“To return to the subject of flowers,” said Mrs. Bond, “we have been wondering if the people’s love of them is not a kind of a reflection of the land itself. I have never seen so many kinds and such quantities of wild flowers.”

“That is true,” agreed Miss Ashton. “We have been reveling especially in the profusion of wild roses along the roads.”

“They tell me,” said Jim, turning slightly toward Mrs. Bond, “that in the proper season there are such quantities of arbutus here, or Mayflower as some call it, that it has been adopted as the emblem of Nova Scotia, along with the motto, ‘We bloom amid the snows.’ It is gathered and sold in all public places; and everybody wears or carries some as long as it lasts. Every office, they say, every store, every house has its bouquet of arbutus.”

“What a pretty custom!” exclaimed Mrs. Bond.

“This is Windsor,” said the driver, as they entered a lovely town on the river Avon. “It was an Acadian village; and at Fort Edward, which was built after the country fell into the hands of the British, were drawn up the plans for the expulsion of the Acadians.”

They drove up the lovely wooded slopes where King’s College was established in 1787, and where it continued as the oldest colonial university in the British Empire until very recently, when it was removed to Halifax. A private school for boys still uses the original chapel for its religious exercises.

“A most famous judge of Nova Scotia, Thomas Haliburton by name,” went on the driver as they left the old buildings behind, “was also quite an author, under the nom de plume of Sam Slick. His best known book is called ‘The Clock Maker.’ It is regarded as a classic, and its humor is said to rival that of Dickens himself in the Pickwick Papers. This is his house, which we are approaching, and where he wrote his books. It is known as the ‘Sam Slick House’ and is open to the public.”

The party was met at the low porch (upon which was an old-fashioned scraper for removing mud from one’s shoes) by the hostess, a charming woman, who showed them through the house. The living room, into which the outside door opened, was paneled in oak halfway to the ceiling, and upon it were hung various old-fashioned articles.

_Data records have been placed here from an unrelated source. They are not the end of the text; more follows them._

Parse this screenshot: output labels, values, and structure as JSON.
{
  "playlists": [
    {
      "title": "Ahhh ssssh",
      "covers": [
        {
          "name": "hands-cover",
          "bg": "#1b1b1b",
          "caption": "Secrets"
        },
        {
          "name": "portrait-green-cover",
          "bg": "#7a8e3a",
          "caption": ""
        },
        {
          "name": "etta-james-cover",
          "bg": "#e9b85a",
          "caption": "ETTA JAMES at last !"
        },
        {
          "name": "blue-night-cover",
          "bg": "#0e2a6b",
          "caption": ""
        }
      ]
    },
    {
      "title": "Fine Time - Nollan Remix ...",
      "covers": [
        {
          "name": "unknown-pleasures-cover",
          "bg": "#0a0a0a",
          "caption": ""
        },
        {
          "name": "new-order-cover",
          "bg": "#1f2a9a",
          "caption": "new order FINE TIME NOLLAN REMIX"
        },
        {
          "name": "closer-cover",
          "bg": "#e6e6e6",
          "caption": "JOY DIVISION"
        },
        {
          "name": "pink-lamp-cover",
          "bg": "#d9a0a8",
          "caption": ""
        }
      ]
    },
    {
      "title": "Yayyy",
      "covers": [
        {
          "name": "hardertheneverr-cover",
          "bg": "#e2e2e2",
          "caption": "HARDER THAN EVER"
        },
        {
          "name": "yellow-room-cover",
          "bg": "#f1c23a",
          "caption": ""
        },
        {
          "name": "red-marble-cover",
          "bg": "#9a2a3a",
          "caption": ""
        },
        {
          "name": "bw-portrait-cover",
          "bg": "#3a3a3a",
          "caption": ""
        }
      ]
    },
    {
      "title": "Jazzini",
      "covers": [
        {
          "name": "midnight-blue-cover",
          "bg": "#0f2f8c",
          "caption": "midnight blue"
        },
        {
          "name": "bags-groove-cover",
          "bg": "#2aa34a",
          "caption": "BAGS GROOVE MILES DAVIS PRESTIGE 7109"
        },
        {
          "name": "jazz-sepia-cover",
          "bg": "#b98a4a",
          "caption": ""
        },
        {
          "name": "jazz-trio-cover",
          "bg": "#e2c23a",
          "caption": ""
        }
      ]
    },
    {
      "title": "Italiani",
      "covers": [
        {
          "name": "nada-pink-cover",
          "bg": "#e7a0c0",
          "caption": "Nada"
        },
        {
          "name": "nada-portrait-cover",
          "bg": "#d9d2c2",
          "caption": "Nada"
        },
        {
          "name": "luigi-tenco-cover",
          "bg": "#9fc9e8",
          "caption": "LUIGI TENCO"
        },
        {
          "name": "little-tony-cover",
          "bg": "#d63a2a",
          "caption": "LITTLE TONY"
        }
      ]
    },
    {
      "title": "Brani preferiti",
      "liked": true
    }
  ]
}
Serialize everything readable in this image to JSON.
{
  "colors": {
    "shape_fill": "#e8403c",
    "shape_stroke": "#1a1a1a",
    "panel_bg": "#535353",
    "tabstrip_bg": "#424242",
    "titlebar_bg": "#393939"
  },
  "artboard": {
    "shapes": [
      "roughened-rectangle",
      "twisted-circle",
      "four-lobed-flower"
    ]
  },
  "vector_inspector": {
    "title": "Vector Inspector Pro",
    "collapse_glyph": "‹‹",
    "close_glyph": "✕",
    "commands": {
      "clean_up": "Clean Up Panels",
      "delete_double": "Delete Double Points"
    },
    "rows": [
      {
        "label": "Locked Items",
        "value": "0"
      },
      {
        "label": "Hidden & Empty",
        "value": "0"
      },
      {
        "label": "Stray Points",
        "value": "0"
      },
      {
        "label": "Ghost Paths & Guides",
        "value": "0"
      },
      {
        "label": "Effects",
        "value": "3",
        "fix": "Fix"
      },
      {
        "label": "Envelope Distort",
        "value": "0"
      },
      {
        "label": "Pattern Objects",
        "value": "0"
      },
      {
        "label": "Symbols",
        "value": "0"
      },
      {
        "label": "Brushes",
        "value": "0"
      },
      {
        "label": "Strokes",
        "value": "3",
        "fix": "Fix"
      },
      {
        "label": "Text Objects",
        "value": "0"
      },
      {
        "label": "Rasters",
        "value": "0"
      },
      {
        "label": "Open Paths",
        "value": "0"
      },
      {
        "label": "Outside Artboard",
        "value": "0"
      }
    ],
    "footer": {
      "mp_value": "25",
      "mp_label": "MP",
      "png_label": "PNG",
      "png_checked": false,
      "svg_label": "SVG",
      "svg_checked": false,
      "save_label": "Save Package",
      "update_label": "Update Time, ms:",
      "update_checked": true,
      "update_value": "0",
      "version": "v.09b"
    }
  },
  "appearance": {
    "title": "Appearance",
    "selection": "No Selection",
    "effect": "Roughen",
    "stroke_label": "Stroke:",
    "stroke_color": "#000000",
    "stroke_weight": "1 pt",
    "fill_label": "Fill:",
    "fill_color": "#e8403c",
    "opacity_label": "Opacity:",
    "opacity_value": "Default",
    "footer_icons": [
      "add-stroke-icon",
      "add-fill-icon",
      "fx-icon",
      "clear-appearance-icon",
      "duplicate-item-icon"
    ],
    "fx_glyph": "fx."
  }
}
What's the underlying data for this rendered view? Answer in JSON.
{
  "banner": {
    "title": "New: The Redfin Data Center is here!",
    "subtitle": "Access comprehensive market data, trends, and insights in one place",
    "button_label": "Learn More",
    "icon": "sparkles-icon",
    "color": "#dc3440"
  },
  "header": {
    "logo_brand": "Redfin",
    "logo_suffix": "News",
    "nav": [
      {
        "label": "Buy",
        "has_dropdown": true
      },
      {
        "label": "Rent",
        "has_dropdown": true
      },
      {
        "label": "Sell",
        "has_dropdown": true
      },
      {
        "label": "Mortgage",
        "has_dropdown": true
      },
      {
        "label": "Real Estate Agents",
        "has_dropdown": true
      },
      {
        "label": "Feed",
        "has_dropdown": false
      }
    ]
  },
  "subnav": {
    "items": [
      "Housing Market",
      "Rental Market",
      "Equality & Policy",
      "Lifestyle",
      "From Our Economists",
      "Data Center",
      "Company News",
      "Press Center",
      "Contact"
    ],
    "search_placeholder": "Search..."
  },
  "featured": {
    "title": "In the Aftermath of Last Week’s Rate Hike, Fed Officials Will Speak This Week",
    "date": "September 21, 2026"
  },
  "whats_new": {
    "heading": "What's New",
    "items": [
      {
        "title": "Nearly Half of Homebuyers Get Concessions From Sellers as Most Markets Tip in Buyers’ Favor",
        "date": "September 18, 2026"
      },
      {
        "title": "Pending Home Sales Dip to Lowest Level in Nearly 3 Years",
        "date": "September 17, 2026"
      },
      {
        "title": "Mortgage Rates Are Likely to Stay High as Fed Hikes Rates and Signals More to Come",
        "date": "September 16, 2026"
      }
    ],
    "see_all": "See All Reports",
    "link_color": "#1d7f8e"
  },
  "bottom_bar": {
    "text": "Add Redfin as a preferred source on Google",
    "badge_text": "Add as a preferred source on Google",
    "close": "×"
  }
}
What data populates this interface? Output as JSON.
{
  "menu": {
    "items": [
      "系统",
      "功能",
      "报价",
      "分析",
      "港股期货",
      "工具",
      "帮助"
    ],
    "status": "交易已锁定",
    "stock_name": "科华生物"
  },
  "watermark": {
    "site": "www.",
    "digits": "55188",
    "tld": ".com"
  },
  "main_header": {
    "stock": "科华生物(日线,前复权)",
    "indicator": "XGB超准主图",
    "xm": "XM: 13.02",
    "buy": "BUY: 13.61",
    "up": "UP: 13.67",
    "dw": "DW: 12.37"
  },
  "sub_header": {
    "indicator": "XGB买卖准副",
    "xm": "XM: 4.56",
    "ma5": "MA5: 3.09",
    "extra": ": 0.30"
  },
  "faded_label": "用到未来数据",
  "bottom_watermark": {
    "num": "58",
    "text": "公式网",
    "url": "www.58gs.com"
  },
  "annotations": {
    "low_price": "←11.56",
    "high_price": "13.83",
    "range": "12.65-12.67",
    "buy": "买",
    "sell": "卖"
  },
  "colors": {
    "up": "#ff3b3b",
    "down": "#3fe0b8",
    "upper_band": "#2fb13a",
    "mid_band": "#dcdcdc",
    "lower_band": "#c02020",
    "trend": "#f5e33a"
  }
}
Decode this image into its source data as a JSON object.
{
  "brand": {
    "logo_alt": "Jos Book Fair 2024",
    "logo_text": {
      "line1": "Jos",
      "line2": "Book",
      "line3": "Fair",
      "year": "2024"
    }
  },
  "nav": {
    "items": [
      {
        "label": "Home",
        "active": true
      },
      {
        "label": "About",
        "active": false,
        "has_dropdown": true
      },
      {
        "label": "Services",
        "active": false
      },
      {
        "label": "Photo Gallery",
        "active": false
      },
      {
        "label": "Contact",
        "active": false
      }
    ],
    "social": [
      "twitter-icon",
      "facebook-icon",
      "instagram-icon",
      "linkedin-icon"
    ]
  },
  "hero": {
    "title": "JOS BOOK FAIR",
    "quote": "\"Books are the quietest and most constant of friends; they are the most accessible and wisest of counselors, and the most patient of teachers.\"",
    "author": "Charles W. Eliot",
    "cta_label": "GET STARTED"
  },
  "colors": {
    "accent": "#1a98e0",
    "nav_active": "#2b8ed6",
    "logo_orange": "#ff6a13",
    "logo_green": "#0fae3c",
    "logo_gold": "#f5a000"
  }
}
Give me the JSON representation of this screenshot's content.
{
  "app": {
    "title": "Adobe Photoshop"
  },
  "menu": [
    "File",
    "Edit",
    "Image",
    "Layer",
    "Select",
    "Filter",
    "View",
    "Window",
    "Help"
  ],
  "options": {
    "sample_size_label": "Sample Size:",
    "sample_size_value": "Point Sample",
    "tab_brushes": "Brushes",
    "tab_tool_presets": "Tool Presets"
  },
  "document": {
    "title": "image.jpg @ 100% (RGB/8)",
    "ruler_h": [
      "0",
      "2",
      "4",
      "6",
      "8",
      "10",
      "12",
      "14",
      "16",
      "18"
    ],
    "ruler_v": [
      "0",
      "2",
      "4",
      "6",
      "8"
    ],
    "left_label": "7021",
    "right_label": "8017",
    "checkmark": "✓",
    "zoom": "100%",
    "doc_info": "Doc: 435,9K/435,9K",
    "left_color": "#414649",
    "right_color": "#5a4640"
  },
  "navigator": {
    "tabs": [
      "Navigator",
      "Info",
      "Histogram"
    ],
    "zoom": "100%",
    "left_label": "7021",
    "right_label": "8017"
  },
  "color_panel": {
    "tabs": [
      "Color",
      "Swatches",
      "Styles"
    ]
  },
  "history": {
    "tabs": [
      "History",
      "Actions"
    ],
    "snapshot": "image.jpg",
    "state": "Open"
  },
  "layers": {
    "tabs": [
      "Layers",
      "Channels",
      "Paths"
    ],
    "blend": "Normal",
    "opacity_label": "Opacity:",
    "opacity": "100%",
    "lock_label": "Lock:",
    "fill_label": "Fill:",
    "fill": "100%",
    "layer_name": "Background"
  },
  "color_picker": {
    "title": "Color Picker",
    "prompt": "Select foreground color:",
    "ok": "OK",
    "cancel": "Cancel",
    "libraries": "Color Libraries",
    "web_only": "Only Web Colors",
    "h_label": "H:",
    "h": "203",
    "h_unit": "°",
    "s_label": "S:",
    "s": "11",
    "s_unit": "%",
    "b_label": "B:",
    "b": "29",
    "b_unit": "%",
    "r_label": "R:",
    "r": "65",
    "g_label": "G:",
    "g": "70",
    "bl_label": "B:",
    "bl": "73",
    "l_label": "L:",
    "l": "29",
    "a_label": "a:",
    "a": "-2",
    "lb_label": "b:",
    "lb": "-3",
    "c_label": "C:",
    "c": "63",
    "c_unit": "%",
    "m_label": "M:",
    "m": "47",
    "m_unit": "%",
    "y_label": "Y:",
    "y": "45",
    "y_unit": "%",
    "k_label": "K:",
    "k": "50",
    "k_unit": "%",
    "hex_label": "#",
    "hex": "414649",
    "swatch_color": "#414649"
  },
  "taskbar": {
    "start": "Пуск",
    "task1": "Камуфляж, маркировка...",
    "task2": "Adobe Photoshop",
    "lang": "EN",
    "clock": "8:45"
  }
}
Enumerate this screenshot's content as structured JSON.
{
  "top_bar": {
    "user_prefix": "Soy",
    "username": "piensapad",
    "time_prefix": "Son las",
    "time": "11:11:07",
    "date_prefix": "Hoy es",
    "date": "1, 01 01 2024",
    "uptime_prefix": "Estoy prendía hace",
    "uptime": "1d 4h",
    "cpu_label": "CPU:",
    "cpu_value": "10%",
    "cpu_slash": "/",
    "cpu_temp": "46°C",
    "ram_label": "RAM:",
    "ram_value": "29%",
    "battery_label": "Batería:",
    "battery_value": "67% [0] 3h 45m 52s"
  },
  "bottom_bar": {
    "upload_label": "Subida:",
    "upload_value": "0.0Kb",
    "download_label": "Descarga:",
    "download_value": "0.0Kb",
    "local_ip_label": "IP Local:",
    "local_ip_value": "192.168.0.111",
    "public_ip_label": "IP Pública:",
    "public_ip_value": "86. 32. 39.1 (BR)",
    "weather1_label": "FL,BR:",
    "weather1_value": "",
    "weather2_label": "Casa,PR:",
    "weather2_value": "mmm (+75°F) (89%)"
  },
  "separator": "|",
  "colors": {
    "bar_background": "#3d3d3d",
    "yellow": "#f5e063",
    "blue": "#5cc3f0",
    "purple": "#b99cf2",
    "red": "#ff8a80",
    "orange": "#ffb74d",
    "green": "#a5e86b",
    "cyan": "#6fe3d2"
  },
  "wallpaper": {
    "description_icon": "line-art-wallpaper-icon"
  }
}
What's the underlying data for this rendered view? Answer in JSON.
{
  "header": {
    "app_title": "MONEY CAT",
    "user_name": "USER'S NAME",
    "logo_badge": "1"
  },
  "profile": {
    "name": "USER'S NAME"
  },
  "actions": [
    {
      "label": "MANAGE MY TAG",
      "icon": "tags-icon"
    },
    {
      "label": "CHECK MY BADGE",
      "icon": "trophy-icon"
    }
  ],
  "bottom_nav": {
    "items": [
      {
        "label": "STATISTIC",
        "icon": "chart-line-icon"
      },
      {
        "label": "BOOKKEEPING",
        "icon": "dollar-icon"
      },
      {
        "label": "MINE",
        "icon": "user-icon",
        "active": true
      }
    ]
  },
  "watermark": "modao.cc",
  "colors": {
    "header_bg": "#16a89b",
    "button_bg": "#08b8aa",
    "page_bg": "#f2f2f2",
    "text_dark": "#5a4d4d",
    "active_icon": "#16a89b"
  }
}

“What is this for?” asked Nancy, examining a covered brass pan, at the end of a long wooden handle.

“That is a warming pan,” explained the hostess. “They used to put hot coals inside, and run the pan under the bedclothes a few times to take the chill off the sheets before one went to bed in severe weather. You know in those days there was no steam heat; and most bedrooms were entirely unheated.”